I remember the first time I was called ma’am. I was barely into my early 30’s. A young service station attendant (I believe he was a teenager) said “thank you, ma’am.” I was shocked and appalled, and all the way home I worried that I looked old enough to be a ma’am.
And that is truly the crux of the matter. Whether an accurate definition or not, to us Real Women, “ma’am” makes us feel old. At some point, all too early in life, we slide from being a Miss to a Ma’am. It is a painful passage that sticks with us. Just last night, I was out to dinner with a BFF, and the perky young waitress called her ma’am. I saw my BFF physically cringe. As the waitress walked away, my friend muttered “please, please, don’t call me ma’am. I feel old enough without that.”

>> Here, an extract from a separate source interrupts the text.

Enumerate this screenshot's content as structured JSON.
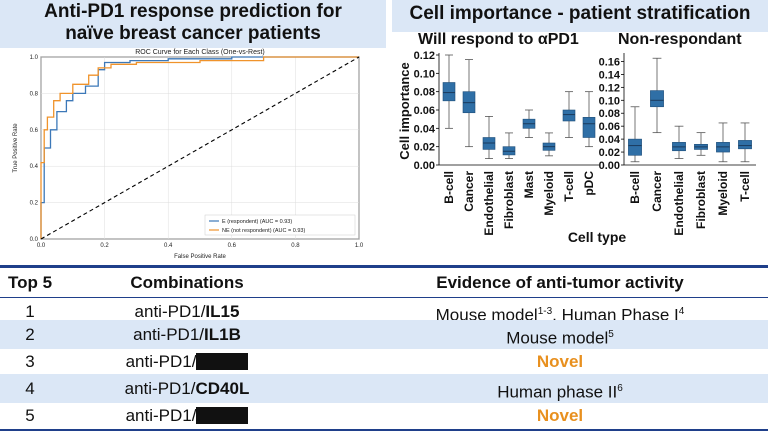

This of course begs the question: if not Ma’am, then what? What would we rather be called by strangers who don’t know our real names? Men seem to have it easier. They have the short and respectful “sir”, or the more friendly “guy”, or even just “man”, as in “Hey, thanks, man.”
But what are our options? Madam? Eeek, that makes me feel like either I’m an old has-been cougar working the streets, or I’m an elderly Dowager. Hey you? Wrong. Babe? Nope – especially if we are being addressed by a man, that’s not exactly appropriate. One that makes me cringe even more is when a few of us are being addressed as “girls” – especially at work. As in “the girls in marketing.” I have found a way to stop this, however, by in return calling them “boys”. So we aren’t 10-year-old little girls…but we don’t feel old enough to be “ma’ams”. Where is the middle ground? The safest route for a group would simply to be called “women.” But that doesn’t work for a singular situation – “excuse me, woman?”. Ha, I don’t think so. Then there is the opposite end of the spectrum, the all-too-sweet-and-familiar: last week I went to pick up a pizza, and the young woman behind the counter called me “sweetie” – and a customer I used to call on would call every woman on the phone “honey”. Call me crazy, but I’d rather only have a family member or my husband call me that.
Of course, if we are with a group of our own friends, these rules don’t apply. Virtually any term can be used and we can get a way with it – cute or rude, it doesn’t really matter, they are all seen as terms of endearment. I frequently call my BFF’s chicks, or chickie-babes. But if a stranger tried that, my response would be something like “who you callin’ chickie?!”.
For the most part, I really don’t think any term is necessary. How about just stopping after “thank you” or “excuse me” or “bye”….why add on another word that could either get you in trouble, or make the recipient cringe? I think we need to either let go of these nicknames, or revert back to the old, more proper, days reflected in Downton Abbey. Perhaps we can start calling each other Countess or Lady and the men in our life can be Lord, Master, or Earl.
We’ll just have to practice saying it with a straight face.